Tuesday, February 24, 2009

Either an Illusion or a Miracle

We are talking about chemotherapy casually. When I was in the hospital, the nurses would say, “Tonight you’ll get your treatment around 8pm” or “Let us know if you need any more anti-nausea medication after your treatment.” And Patricia and I laughed at how no one would say the C word to me. Now we’re saying it to each other all the time, to drain it of force. We’re talking about the doctors installing a long-term PICC line to save my collapsing veins, we’re talking about the risk of bladder rupture [small], we’re talking about brittle finger nails. We’re strategizing our treatment days—where we'll park and "Let’s buy a headphone splitter so we can watch a movie on the laptop." We’re welcoming it, grateful that there’s treatment available, hopeful that it may interrupt the disease. That my disease is active was no news to me; I have felt it every day, on every flight of stairs, every time I attempt to button my shirt, every time I slip on a pair of boots partly because the small movements required by zippers and laces elude my swollen fingers, every time a fever strikes, every time I have to catch my breath mid-sentence.

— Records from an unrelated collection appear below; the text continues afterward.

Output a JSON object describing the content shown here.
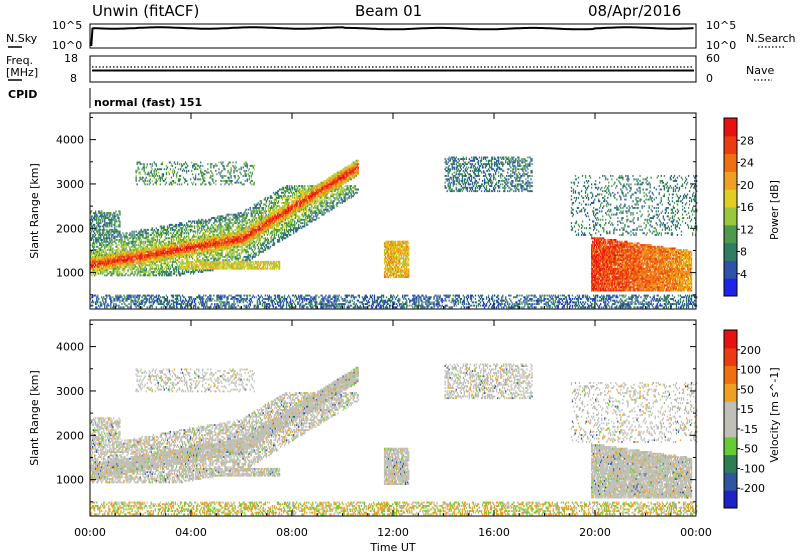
{
  "header": {
    "title": "Unwin (fitACF)",
    "beam": "Beam 01",
    "date": "08/Apr/2016"
  },
  "panels": {
    "nsky_label": "N.Sky",
    "nsearch_label": "N.Search",
    "nsky_ticks": [
      "10^5",
      "10^0"
    ],
    "nsearch_ticks": [
      "10^5",
      "10^0"
    ],
    "freq_label_1": "Freq.",
    "freq_label_2": "[MHz]",
    "freq_ticks": [
      "18",
      "8"
    ],
    "nave_label": "Nave",
    "nave_ticks": [
      "60",
      "0"
    ],
    "cpid_label": "CPID",
    "cpid_text": "normal (fast) 151"
  },
  "colors": {
    "power_scale": [
      "#1f22e8",
      "#2e52a8",
      "#2f7e63",
      "#4d9a4d",
      "#99c93a",
      "#e0cf20",
      "#f0a020",
      "#f07010",
      "#ee3a10",
      "#e81010"
    ],
    "velocity_scale": [
      "#1f22c8",
      "#2f55a0",
      "#2e7d55",
      "#66cc33",
      "#c0c0b8",
      "#c0c0b8",
      "#f0a020",
      "#f07010",
      "#ee3a10",
      "#e81010"
    ]
  },
  "chart_data": [
    {
      "type": "heatmap",
      "quantity": "Power",
      "ylabel": "Slant Range [km]",
      "colorbar_label": "Power [dB]",
      "colorbar_ticks": [
        "28",
        "24",
        "20",
        "16",
        "12",
        "8",
        "4"
      ],
      "ylim": [
        180,
        4600
      ],
      "yticks": [
        1000,
        2000,
        3000,
        4000
      ],
      "xlim": [
        0,
        24
      ],
      "echo_bands": [
        {
          "t0": 0.0,
          "t1": 10.6,
          "r0": 1000,
          "r1": 2900,
          "peak_db": 30,
          "description": "main F-region band"
        },
        {
          "t0": 11.6,
          "t1": 12.6,
          "r0": 850,
          "r1": 1700,
          "peak_db": 20
        },
        {
          "t0": 14.0,
          "t1": 17.5,
          "r0": 2800,
          "r1": 3600,
          "peak_db": 10
        },
        {
          "t0": 19.8,
          "t1": 23.8,
          "r0": 550,
          "r1": 1800,
          "peak_db": 30
        },
        {
          "t0": 0.0,
          "t1": 24.0,
          "r0": 200,
          "r1": 450,
          "peak_db": 8,
          "description": "near-range ground echoes"
        }
      ]
    },
    {
      "type": "heatmap",
      "quantity": "Velocity",
      "ylabel": "Slant Range [km]",
      "xlabel": "Time UT",
      "colorbar_label": "Velocity [m s^-1]",
      "colorbar_ticks": [
        "200",
        "100",
        "50",
        "15",
        "-15",
        "-50",
        "-100",
        "-200"
      ],
      "ylim": [
        180,
        4600
      ],
      "yticks": [
        1000,
        2000,
        3000,
        4000
      ],
      "xlim": [
        0,
        24
      ],
      "xticks": [
        "00:00",
        "04:00",
        "08:00",
        "12:00",
        "16:00",
        "20:00",
        "00:00"
      ],
      "dominant_velocity": "-15 to 15"
    }
  ]
}
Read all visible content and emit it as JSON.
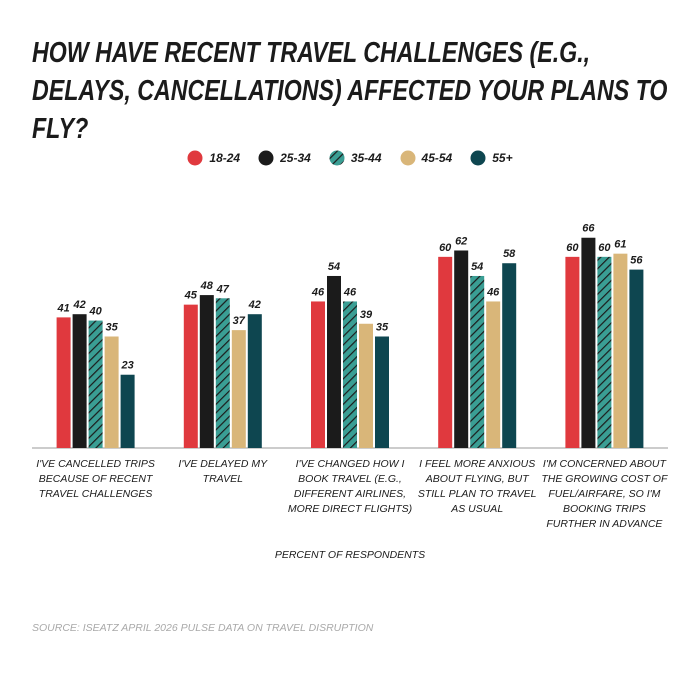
{
  "chart_data": {
    "type": "bar",
    "title": "HOW HAVE RECENT TRAVEL CHALLENGES (E.G., DELAYS, CANCELLATIONS) AFFECTED YOUR PLANS TO FLY?",
    "categories": [
      "I'VE CANCELLED TRIPS BECAUSE OF RECENT TRAVEL CHALLENGES",
      "I'VE DELAYED MY TRAVEL",
      "I'VE CHANGED HOW I BOOK TRAVEL (E.G., DIFFERENT AIRLINES, MORE DIRECT FLIGHTS)",
      "I FEEL MORE ANXIOUS ABOUT FLYING, BUT STILL PLAN TO TRAVEL AS USUAL",
      "I'M CONCERNED ABOUT THE GROWING COST OF FUEL/AIRFARE, SO I'M BOOKING TRIPS FURTHER IN ADVANCE"
    ],
    "series": [
      {
        "name": "18-24",
        "color": "#e0393e",
        "values": [
          41,
          45,
          46,
          60,
          60
        ]
      },
      {
        "name": "25-34",
        "color": "#1b1b1b",
        "values": [
          42,
          48,
          54,
          62,
          66
        ]
      },
      {
        "name": "35-44",
        "color": "#3a9e94",
        "pattern": "hatch",
        "values": [
          40,
          47,
          46,
          54,
          60
        ]
      },
      {
        "name": "45-54",
        "color": "#d9b679",
        "values": [
          35,
          37,
          39,
          46,
          61
        ]
      },
      {
        "name": "55+",
        "color": "#0e4650",
        "values": [
          23,
          42,
          35,
          58,
          56
        ]
      }
    ],
    "xlabel": "PERCENT OF RESPONDENTS",
    "source": "SOURCE: ISEATZ APRIL 2026 PULSE DATA ON TRAVEL DISRUPTION",
    "ylim": [
      0,
      70
    ]
  }
}
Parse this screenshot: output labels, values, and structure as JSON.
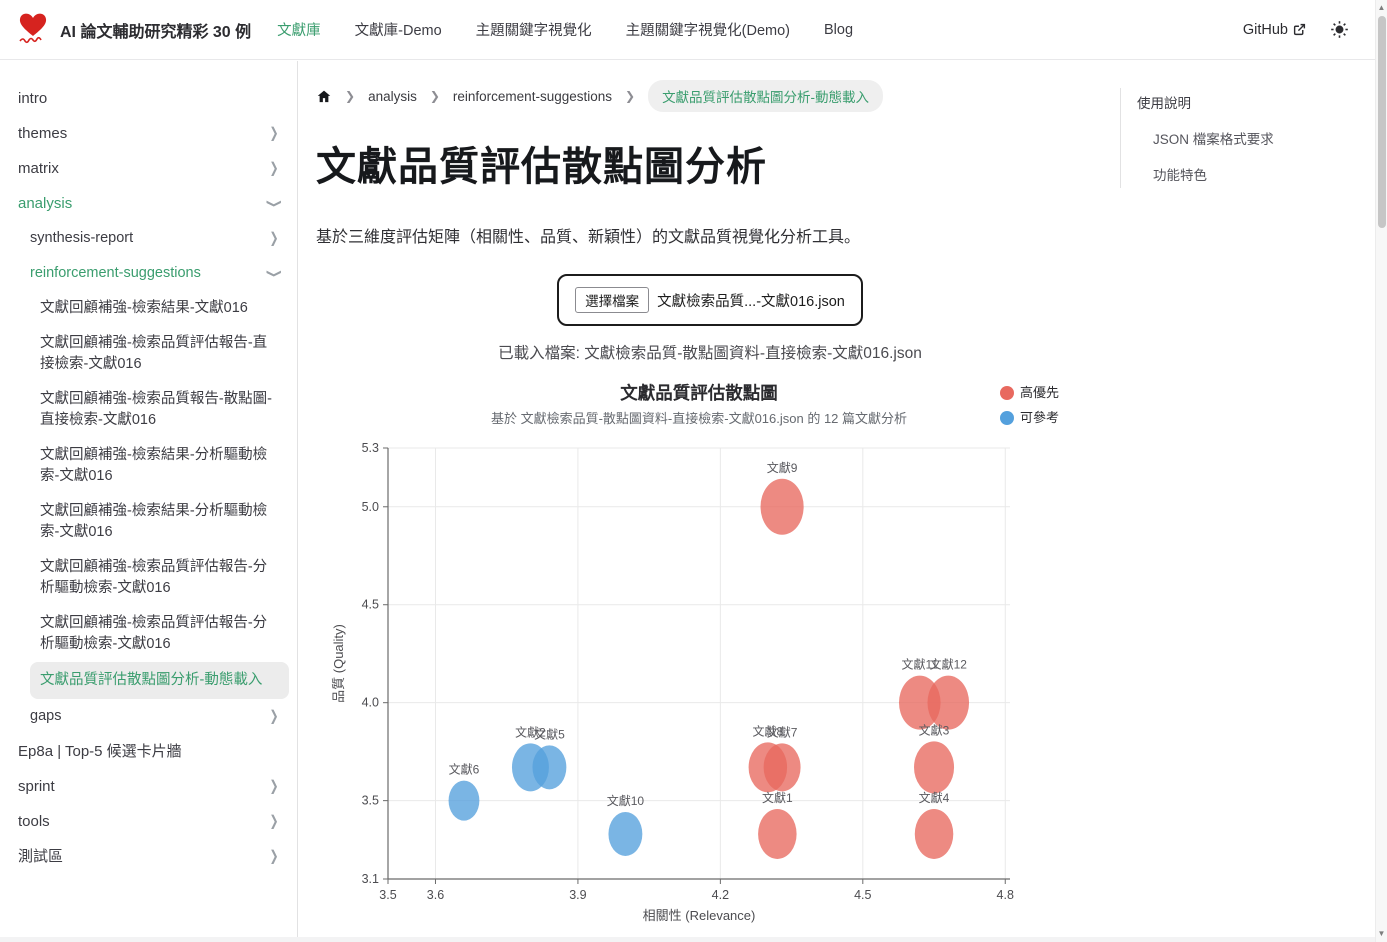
{
  "theme": {
    "accent": "#3a9d6e",
    "high_priority_color": "#e8695f",
    "reference_color": "#54a0dd",
    "logo_color": "#d6231f"
  },
  "nav": {
    "title": "AI 論文輔助研究精彩 30 例",
    "items": [
      {
        "label": "文獻庫",
        "active": true
      },
      {
        "label": "文獻庫-Demo",
        "active": false
      },
      {
        "label": "主題關鍵字視覺化",
        "active": false
      },
      {
        "label": "主題關鍵字視覺化(Demo)",
        "active": false
      },
      {
        "label": "Blog",
        "active": false
      }
    ],
    "github_label": "GitHub"
  },
  "sidebar": {
    "items": [
      {
        "label": "intro",
        "level": 1
      },
      {
        "label": "themes",
        "level": 1,
        "chevron": "right"
      },
      {
        "label": "matrix",
        "level": 1,
        "chevron": "right"
      },
      {
        "label": "analysis",
        "level": 1,
        "chevron": "down",
        "highlight": true
      },
      {
        "label": "synthesis-report",
        "level": 2,
        "chevron": "right"
      },
      {
        "label": "reinforcement-suggestions",
        "level": 2,
        "chevron": "down",
        "highlight": true
      },
      {
        "label": "文獻回顧補強-檢索結果-文獻016",
        "level": 3
      },
      {
        "label": "文獻回顧補強-檢索品質評估報告-直接檢索-文獻016",
        "level": 3
      },
      {
        "label": "文獻回顧補強-檢索品質報告-散點圖-直接檢索-文獻016",
        "level": 3
      },
      {
        "label": "文獻回顧補強-檢索結果-分析驅動檢索-文獻016",
        "level": 3
      },
      {
        "label": "文獻回顧補強-檢索結果-分析驅動檢索-文獻016",
        "level": 3
      },
      {
        "label": "文獻回顧補強-檢索品質評估報告-分析驅動檢索-文獻016",
        "level": 3
      },
      {
        "label": "文獻回顧補強-檢索品質評估報告-分析驅動檢索-文獻016",
        "level": 3
      },
      {
        "label": "文獻品質評估散點圖分析-動態載入",
        "level": 3,
        "current": true
      },
      {
        "label": "gaps",
        "level": 2,
        "chevron": "right"
      },
      {
        "label": "Ep8a | Top-5 候選卡片牆",
        "level": 1
      },
      {
        "label": "sprint",
        "level": 1,
        "chevron": "right"
      },
      {
        "label": "tools",
        "level": 1,
        "chevron": "right"
      },
      {
        "label": "測試區",
        "level": 1,
        "chevron": "right"
      }
    ]
  },
  "breadcrumb": {
    "items": [
      "analysis",
      "reinforcement-suggestions"
    ],
    "current": "文獻品質評估散點圖分析-動態載入"
  },
  "page": {
    "title": "文獻品質評估散點圖分析",
    "description": "基於三維度評估矩陣（相關性、品質、新穎性）的文獻品質視覺化分析工具。"
  },
  "upload": {
    "button_label": "選擇檔案",
    "filename": "文獻檢索品質...-文獻016.json",
    "status": "已載入檔案: 文獻檢索品質-散點圖資料-直接檢索-文獻016.json"
  },
  "toc": {
    "title": "使用說明",
    "items": [
      "JSON 檔案格式要求",
      "功能特色"
    ]
  },
  "chart_data": {
    "type": "scatter",
    "title": "文獻品質評估散點圖",
    "subtitle": "基於 文獻檢索品質-散點圖資料-直接檢索-文獻016.json 的 12 篇文獻分析",
    "xlabel": "相關性 (Relevance)",
    "ylabel": "品質 (Quality)",
    "xlim": [
      3.5,
      4.81
    ],
    "ylim": [
      3.1,
      5.3
    ],
    "x_ticks": [
      3.5,
      3.6,
      3.9,
      4.2,
      4.5,
      4.8
    ],
    "y_ticks": [
      3.1,
      3.5,
      4.0,
      4.5,
      5.0,
      5.3
    ],
    "grid": true,
    "legend_position": "top-right",
    "legend": [
      {
        "label": "高優先",
        "color": "#e8695f"
      },
      {
        "label": "可參考",
        "color": "#54a0dd"
      }
    ],
    "series": [
      {
        "name": "高優先",
        "color": "#e8695f",
        "points": [
          {
            "label": "文獻9",
            "x": 4.33,
            "y": 5.0,
            "r": 28
          },
          {
            "label": "文獻11",
            "x": 4.62,
            "y": 4.0,
            "r": 27
          },
          {
            "label": "文獻12",
            "x": 4.68,
            "y": 4.0,
            "r": 27
          },
          {
            "label": "文獻3",
            "x": 4.65,
            "y": 3.67,
            "r": 26
          },
          {
            "label": "文獻4",
            "x": 4.65,
            "y": 3.33,
            "r": 25
          },
          {
            "label": "文獻8",
            "x": 4.3,
            "y": 3.67,
            "r": 25
          },
          {
            "label": "文獻7",
            "x": 4.33,
            "y": 3.67,
            "r": 24
          },
          {
            "label": "文獻1",
            "x": 4.32,
            "y": 3.33,
            "r": 25
          }
        ]
      },
      {
        "name": "可參考",
        "color": "#54a0dd",
        "points": [
          {
            "label": "文獻2",
            "x": 3.8,
            "y": 3.67,
            "r": 24
          },
          {
            "label": "文獻5",
            "x": 3.84,
            "y": 3.67,
            "r": 22
          },
          {
            "label": "文獻6",
            "x": 3.66,
            "y": 3.5,
            "r": 20
          },
          {
            "label": "文獻10",
            "x": 4.0,
            "y": 3.33,
            "r": 22
          }
        ]
      }
    ]
  }
}
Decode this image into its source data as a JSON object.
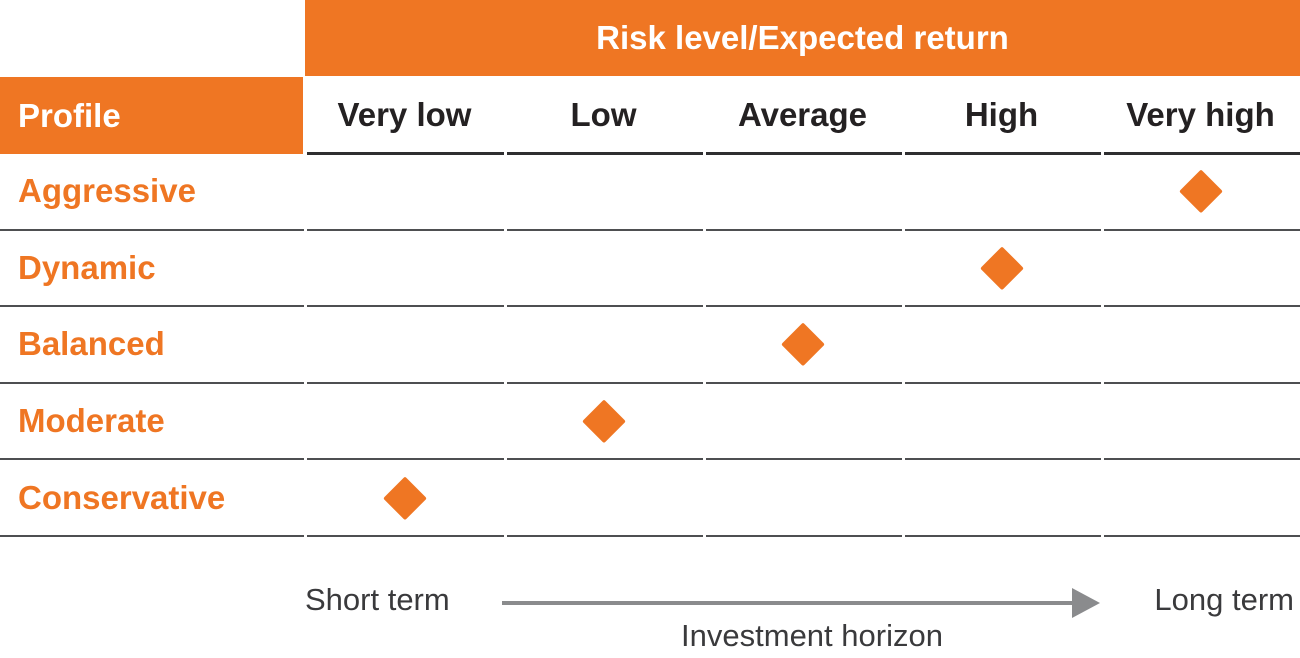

What was news to me was that my disease formed a new appetite—away from joints and cartilage to organs. Autoimmunity, I was once told by an acupuncturist, is a physical manifestation of self-loathing. But I don’t know. My assent to chemotherapy is very much about loving the body that moves me through the world, my assent to chemotherapy is very much about wanting to continue to move through the world in this body. The monster under my bed is not my body, is not my disease.

1 comments:

Unknown said...

You've not written in some time. I hope it's because you're busy enjoying life---that things are going well for you. I just wanted you to know that someone out here in the internet was thinking about you and hoping you were doing all right.